Keas has pivoted several times since its initial inception, going from a “Mint.com for health” to more of a “Facebook for health.” Stevens, who took over the company in February, discussed some of those shifts with MobiHealthNews.
“The company’s been through three iterations. The first iteration was five years ago, and Adam Bosworth really created a hardcore health plan protocol based on your biometrics. You’d go to Quest Diagnostics, get your blood drawn and a whitepaper would come back and say ‘here’s what you should do’. It was technically accurate, but very boring,” he said. “That went into a pivot into Keas 2.0, a social game. We dumped the data overboard, made it all self-reported, and made it more like the Facebook-Zynga experience. … With that one, the usage was very high, but the hard health data and getting to a return on investment was missing. We went back to the first version and brought back just enough data to make it relevant for the ROI, but not so much data that you’re overwhelmed.”
Keas has a number of corporate customers using their wellness platform. Pandora, Valeant Pharmaceuticals and KLA-Tencor were just announced as clients, and the company had previously announced Pfizer, The Cheesecake Factory, Living Social, Reed Elsevier (owner of Lexis Nexis) and defense contractor BAE Systems.
Stevens said the money is being used to meet what he’s saying is an increased market demand caused by provisions of the affordable care act that are just kicking in. In addition, the company intends to branch out into other “human capital management” areas besides just employee healthcare. These could include training and compliance, open enrollment, and benefit selection.
Stevens echoed his competitors in speaking about the need to get self-tracking data out of silos to really make it useful and actionable.
“You have to give choice to the consumer so whatever they’re using can be incorporated,” he told MobiHealthNews. “All this data is in seven different places and it’s really hard for the consumer to bring that together and benchmark to see where they are, and see how that value actually helped. The value add of Keas is that we bring all that together.”

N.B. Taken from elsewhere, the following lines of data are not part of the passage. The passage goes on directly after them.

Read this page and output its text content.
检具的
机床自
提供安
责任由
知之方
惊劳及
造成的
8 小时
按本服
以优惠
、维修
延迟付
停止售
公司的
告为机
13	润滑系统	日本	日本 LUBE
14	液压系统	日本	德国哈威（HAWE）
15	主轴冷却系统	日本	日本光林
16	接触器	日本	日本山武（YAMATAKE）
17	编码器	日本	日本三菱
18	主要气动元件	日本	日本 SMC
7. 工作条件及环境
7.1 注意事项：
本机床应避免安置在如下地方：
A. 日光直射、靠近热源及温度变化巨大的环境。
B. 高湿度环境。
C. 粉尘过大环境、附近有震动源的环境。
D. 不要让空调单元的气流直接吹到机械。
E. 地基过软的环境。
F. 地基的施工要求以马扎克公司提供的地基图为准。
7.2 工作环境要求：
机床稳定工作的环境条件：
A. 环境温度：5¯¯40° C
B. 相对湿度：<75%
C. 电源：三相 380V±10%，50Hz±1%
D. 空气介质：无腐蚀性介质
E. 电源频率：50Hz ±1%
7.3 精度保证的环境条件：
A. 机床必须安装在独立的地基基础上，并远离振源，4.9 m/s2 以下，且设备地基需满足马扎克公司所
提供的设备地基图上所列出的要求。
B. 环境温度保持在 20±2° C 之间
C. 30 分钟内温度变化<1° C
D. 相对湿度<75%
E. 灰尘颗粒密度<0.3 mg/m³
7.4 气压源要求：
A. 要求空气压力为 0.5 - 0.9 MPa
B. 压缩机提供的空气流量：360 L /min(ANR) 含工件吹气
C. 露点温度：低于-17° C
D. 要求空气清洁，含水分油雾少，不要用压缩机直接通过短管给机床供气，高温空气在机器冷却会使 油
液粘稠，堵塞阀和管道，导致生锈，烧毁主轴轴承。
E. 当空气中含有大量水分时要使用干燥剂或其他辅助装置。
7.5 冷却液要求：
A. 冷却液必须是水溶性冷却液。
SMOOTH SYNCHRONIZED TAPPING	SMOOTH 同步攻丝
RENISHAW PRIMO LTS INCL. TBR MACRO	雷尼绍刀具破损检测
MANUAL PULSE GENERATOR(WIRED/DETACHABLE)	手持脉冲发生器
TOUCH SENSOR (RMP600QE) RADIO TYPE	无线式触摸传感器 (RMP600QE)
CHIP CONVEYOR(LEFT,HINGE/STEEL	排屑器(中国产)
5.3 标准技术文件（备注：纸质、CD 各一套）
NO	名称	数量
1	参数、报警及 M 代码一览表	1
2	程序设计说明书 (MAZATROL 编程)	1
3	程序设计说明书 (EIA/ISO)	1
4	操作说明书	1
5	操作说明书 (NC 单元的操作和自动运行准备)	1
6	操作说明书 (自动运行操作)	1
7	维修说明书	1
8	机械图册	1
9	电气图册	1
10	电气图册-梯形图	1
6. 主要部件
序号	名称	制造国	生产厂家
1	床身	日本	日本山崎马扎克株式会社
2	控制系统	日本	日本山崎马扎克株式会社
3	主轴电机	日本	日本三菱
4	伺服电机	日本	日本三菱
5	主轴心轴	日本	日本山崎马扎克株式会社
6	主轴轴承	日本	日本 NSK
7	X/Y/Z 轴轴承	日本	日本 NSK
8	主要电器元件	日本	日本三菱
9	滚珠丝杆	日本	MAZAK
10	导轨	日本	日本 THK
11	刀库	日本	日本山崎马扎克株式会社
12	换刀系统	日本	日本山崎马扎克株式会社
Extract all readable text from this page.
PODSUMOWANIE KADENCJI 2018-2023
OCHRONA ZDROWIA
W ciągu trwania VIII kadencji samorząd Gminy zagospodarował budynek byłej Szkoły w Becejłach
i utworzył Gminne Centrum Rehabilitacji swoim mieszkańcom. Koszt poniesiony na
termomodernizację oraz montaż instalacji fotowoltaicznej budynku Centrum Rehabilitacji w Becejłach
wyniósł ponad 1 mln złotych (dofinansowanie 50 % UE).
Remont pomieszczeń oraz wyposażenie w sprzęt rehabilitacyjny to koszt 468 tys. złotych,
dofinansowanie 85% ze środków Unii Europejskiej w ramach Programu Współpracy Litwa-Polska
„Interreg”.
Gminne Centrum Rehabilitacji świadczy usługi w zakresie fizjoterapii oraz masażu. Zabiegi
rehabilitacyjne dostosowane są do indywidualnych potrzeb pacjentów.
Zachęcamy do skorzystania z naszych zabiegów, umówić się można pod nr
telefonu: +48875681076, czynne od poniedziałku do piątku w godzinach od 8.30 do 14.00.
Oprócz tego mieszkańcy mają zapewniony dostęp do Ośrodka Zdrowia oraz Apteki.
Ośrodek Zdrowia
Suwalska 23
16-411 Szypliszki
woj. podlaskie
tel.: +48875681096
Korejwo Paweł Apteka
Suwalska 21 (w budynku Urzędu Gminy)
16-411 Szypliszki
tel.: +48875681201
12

Stevens believes what sets Keas apart from other employee wellness platforms is guaranteed engagement — the company claims its users check in to the platform 10 times per month — and the social aspect. Employees on the network can compete in team health challenges for rewards such as a reduction of their deductible.
“Your team is made up of your colleagues and your family — we cover dependents for free,” he said. “The user sets goals individually that they can report in on every day or their wearable computer can update. You can participate individually or on a team to win prizes. When you’re on a team you’re eligible for greater prizes. This is by design, because people on teams are more likely to participate.”